A new machine learning model, TweetyBERT, automatically segments and classifies canary vocalizations with expert-level accuracy, offering a scalable platform for neuroscience, providing insights to the neural basis of how the brain learns and produces language, and offering potential applications of understanding animal vocalization more broadly. The study by University of Oregon researchers appears in the scientific journal Patterns.
"Current AI methods for analyzing animal vocalizations require human-labeled training data, a slow and labor-intensive process. We developed TweetyBERT, a self-supervised neural network for analyzing birdsongs.

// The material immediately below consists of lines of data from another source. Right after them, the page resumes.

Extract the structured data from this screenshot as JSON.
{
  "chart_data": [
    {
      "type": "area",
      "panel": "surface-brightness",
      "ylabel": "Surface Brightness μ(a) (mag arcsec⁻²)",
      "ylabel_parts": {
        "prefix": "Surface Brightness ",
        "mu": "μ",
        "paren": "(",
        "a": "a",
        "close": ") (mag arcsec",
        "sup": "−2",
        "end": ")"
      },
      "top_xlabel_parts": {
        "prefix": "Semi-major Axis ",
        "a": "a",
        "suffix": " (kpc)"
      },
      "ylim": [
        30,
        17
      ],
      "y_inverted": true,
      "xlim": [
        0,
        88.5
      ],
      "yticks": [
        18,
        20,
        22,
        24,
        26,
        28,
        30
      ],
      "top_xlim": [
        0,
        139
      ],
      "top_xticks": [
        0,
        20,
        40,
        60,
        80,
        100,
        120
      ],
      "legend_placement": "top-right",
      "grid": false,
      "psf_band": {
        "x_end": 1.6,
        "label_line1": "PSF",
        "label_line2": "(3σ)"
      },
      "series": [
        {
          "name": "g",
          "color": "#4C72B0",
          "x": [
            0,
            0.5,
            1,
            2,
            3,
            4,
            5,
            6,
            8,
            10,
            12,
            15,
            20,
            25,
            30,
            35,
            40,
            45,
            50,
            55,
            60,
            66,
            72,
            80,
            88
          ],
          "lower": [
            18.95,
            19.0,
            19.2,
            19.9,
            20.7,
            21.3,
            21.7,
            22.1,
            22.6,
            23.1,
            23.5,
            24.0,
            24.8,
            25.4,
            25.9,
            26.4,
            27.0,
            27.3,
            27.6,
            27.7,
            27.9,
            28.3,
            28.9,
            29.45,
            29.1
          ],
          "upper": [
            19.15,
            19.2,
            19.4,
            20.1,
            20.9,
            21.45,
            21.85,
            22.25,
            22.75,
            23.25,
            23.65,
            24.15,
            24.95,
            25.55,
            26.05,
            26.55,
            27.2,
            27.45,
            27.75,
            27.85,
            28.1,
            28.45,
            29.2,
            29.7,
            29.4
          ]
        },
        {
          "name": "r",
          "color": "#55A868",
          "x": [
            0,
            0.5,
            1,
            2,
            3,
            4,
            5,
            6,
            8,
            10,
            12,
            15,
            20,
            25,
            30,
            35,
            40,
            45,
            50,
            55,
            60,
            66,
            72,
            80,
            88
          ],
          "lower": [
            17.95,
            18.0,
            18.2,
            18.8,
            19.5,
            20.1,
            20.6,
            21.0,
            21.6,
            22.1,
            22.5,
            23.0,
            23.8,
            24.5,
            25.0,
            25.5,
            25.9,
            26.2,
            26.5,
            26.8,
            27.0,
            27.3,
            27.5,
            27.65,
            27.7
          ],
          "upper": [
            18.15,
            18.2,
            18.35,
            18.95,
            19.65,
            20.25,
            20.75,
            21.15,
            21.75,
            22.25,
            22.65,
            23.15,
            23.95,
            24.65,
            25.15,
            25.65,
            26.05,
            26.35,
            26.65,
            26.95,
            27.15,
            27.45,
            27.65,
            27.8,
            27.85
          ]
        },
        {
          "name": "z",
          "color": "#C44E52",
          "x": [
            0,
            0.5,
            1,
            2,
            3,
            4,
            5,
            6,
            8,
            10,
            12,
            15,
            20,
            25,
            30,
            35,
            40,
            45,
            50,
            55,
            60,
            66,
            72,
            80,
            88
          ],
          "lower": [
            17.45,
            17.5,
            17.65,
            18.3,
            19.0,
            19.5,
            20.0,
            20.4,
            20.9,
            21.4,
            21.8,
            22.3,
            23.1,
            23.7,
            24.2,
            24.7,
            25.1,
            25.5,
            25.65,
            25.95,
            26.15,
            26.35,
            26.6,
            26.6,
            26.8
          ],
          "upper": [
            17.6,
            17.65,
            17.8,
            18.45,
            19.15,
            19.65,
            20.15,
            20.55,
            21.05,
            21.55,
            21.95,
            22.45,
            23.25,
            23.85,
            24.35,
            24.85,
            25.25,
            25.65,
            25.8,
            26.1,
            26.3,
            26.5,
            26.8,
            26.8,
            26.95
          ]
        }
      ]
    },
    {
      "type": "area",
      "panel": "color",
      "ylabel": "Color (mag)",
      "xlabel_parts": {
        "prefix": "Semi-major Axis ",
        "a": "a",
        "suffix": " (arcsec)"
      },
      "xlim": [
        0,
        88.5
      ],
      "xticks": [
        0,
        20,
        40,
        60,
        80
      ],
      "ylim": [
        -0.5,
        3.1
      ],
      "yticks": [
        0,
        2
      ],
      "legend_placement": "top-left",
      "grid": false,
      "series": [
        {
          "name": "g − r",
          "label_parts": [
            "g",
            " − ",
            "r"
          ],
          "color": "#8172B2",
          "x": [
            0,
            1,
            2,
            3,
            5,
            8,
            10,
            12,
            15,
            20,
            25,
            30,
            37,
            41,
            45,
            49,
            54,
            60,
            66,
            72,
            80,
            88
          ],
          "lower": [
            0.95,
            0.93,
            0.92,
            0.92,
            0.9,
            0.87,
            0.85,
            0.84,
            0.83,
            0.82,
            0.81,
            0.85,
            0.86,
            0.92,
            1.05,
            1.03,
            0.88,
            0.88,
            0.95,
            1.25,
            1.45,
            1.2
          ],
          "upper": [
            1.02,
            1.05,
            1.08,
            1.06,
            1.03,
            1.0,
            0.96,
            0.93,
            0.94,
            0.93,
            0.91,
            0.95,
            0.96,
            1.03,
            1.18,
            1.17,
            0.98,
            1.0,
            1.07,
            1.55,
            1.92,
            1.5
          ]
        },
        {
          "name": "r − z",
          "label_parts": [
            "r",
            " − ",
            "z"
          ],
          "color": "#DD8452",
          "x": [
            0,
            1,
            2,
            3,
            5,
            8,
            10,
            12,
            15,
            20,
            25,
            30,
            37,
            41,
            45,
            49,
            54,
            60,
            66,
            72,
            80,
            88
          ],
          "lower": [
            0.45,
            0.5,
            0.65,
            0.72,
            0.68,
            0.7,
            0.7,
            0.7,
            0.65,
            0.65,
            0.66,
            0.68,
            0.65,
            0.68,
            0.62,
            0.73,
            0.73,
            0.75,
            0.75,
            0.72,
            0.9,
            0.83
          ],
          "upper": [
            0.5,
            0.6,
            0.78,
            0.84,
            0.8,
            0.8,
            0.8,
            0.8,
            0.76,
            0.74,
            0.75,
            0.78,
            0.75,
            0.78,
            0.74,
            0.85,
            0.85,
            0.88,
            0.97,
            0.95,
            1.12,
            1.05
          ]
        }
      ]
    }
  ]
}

It can rapidly process unlabeled vocal recordings, identify communication units, and annotate sequences" says Tim Gardner, associate professor of bioengineering at the University of Oregon's Knight Campus.
Neuroscientists use canaries, or songbirds, because of their remarkable ability to learn complex and lengthy songs throughout their lives, providing a window into the neural basis of complex learned behaviors. George Vengrovski, a graduate student in Gardner's lab, developed TweetyBERT as a means of automatically annotating the songs of canaries, which consist of 30 to 40 distinct syllables strung into sequences. He says it may change our understanding of how the brain produces speech.
The tool adapts BERT, the language AI architecture underlying early versions of large language models like ChatGPT, to handle the unique acoustic structure of birdsong. This self-supervised transformer neural network is trained to predict masked or hidden fragments of audio without exposure to human supervision or labels, and it autonomously learns the behavioral units of song — such as notes, syllables, and phrases — performing similarly to expert annotators. This ability to classify and annotate songs quickly, finding differences across individuals and tracking how songs change over time, can help neuroscientists uncover the neural underpinnings of how the brain learns and produces language.
Beyond neuroscience, with modification, TweetyBERT could be applied to natural bird populations, identifying changes in vocal patterns that might reveal how birds are responding to expanding human infrastructure and climate change.
"We built this for canaries, but the underlying approach isn't species-specific, and the world is full of birds whose vocal behavior we're barely tracking. With some modifications, the applications of TweetyBERT start to look very different," says Gardner.
The underlying approach behind TweetyBERT is already being used for dolphins and whales, suggesting it could extend well beyond birds and deepen our understanding of animal communication more broadly.